The resulting clinical picture of a necrotizing retinitis may be confused with toxoplasmosis, acute retinal necrosis secondary to herpetic

infection, CMV retinitis, syphilitic retinitis, Whipple’s disease, Candida endophthalmitis, sarcoidosis, frosted branch angiitis, Eales disease, Behcet’s disease, systemic lupus erythematosus, HTLV-1-associated uveitis, and multiple sclerosis [6, 7]. Extension of the hemorrhage through the internal limiting membrane can lead to vitreous hemorrhage.

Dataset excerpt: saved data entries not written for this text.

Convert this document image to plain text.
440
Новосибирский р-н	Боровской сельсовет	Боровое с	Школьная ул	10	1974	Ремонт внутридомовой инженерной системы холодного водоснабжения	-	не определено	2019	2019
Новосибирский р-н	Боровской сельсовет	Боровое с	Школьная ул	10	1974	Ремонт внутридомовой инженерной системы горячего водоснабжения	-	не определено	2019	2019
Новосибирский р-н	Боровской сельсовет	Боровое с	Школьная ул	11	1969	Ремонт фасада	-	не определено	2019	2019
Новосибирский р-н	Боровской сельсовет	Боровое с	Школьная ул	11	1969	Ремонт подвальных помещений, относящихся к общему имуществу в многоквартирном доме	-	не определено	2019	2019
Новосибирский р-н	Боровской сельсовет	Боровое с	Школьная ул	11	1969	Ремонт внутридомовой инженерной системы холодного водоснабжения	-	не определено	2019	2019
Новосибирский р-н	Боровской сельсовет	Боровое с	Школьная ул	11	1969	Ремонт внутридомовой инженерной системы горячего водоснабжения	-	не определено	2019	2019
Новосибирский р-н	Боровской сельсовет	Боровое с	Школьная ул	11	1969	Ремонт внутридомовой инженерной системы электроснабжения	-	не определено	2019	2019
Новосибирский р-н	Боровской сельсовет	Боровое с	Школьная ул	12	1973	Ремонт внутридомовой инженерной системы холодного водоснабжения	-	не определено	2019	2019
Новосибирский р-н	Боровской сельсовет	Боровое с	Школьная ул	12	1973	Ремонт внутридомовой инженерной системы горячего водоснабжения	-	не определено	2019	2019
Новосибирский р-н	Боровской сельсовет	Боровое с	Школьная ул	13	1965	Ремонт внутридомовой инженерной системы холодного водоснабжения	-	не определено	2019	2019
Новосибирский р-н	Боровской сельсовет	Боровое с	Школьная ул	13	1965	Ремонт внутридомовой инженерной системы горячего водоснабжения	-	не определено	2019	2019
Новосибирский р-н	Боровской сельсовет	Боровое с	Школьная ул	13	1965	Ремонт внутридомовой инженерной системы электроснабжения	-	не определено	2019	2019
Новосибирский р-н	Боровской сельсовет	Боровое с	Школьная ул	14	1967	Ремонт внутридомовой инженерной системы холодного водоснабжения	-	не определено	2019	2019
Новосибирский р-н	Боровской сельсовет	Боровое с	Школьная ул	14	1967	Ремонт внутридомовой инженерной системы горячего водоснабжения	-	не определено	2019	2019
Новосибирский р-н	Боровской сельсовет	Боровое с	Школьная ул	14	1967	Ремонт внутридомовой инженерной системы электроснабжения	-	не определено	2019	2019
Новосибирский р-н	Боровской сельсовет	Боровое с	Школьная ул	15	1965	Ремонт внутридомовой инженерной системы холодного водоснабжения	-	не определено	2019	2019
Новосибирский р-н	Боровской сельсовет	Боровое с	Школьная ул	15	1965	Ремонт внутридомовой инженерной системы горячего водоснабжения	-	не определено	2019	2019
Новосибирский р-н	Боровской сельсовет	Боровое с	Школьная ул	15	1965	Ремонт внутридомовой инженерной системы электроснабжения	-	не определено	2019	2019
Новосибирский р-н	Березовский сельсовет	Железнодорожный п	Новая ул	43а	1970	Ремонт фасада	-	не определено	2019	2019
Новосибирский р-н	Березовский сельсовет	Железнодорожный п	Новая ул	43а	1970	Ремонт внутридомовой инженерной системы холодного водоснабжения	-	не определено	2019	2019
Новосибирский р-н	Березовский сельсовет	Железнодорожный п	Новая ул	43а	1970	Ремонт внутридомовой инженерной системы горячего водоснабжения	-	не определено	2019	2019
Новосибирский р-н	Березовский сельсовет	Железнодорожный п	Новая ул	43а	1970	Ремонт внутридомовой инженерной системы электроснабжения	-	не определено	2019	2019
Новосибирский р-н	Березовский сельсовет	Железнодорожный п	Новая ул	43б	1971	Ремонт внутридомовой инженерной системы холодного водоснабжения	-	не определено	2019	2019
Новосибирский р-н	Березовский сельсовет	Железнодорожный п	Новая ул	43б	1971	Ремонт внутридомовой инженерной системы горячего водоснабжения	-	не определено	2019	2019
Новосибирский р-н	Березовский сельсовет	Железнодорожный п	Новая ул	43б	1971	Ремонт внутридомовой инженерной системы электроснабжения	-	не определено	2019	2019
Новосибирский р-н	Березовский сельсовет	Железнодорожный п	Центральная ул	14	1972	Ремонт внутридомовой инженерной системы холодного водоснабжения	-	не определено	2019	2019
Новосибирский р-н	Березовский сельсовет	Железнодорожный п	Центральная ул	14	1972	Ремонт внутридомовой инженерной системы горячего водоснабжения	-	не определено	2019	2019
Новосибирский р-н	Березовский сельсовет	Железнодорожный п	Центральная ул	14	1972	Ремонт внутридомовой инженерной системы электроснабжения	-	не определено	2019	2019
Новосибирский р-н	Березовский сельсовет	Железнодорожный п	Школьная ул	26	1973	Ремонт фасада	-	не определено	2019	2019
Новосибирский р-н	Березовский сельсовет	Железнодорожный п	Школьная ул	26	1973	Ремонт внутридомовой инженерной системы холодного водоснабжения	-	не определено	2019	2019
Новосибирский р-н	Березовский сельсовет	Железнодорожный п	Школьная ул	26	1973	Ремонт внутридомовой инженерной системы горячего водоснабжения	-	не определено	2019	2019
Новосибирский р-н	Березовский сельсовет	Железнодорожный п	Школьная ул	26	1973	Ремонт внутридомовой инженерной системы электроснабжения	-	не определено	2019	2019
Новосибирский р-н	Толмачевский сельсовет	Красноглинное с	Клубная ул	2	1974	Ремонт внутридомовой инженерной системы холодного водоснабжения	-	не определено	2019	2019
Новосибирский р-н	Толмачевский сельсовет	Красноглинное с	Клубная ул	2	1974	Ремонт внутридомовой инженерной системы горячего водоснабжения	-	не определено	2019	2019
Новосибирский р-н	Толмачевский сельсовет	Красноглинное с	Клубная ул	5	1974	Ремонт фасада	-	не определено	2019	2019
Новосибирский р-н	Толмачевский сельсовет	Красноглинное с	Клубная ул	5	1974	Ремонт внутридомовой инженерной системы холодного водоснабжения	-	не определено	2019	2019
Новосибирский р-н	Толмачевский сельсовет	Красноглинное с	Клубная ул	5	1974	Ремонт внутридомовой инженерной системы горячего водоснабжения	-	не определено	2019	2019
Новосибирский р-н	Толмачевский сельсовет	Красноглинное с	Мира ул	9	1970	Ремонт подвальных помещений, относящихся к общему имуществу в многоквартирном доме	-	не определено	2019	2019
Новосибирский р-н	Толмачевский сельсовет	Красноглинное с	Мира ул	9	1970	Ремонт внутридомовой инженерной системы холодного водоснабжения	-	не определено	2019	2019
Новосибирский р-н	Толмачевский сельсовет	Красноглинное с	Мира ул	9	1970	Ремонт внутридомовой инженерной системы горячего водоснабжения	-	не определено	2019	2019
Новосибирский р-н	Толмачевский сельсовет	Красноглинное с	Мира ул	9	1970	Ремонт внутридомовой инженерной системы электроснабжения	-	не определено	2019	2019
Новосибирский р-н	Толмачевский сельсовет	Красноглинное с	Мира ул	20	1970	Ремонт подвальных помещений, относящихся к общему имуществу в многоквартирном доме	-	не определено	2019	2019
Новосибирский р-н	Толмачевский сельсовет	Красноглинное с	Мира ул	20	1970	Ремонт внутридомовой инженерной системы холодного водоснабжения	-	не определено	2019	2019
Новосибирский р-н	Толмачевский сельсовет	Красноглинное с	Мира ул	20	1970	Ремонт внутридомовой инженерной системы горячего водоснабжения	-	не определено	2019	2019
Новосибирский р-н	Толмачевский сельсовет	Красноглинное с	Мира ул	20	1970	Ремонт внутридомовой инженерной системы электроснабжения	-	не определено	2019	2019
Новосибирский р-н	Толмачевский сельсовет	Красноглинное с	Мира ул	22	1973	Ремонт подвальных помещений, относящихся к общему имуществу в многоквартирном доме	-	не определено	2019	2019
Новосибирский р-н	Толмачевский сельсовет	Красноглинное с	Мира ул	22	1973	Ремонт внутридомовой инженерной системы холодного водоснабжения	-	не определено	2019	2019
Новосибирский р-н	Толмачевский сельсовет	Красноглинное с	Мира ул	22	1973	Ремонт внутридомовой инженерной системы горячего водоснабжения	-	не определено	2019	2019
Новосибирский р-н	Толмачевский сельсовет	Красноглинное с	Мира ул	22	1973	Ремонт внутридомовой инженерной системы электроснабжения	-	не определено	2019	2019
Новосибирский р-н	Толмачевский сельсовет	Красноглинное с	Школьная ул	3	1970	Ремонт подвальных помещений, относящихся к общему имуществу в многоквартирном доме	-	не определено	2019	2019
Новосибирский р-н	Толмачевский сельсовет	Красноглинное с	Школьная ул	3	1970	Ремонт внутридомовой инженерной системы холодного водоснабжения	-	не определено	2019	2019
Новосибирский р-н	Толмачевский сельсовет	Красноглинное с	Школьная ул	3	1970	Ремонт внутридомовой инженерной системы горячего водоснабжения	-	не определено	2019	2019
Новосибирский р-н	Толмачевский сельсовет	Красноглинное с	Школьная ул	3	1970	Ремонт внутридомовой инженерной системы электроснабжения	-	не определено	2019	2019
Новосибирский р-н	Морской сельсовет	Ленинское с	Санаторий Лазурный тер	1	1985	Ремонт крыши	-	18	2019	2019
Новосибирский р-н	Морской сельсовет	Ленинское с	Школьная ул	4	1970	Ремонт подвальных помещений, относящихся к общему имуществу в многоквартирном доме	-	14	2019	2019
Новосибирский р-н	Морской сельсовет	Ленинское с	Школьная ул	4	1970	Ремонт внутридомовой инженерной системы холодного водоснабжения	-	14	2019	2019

Plaques of neoplastic cells in a retinal artery wall leading to retinal artery occlusion have been reported [32]. In other cases, the retina is edematous, and if the macula is involved, cystoid macular edema (CME) results [16, 20]. Exudative retinal detachment has also been reported [33].

A difficult situation occurs in AIDS patients with retinal lesions that are being treated with protease inhibitors. As their CD4+ count rises, a syndrome known as immune recovery uveitis may occur. Vitreous inflammation in conjunction with the aforementioned retinal lesions may lead one to the erroneous diagnosis of PVRL [27].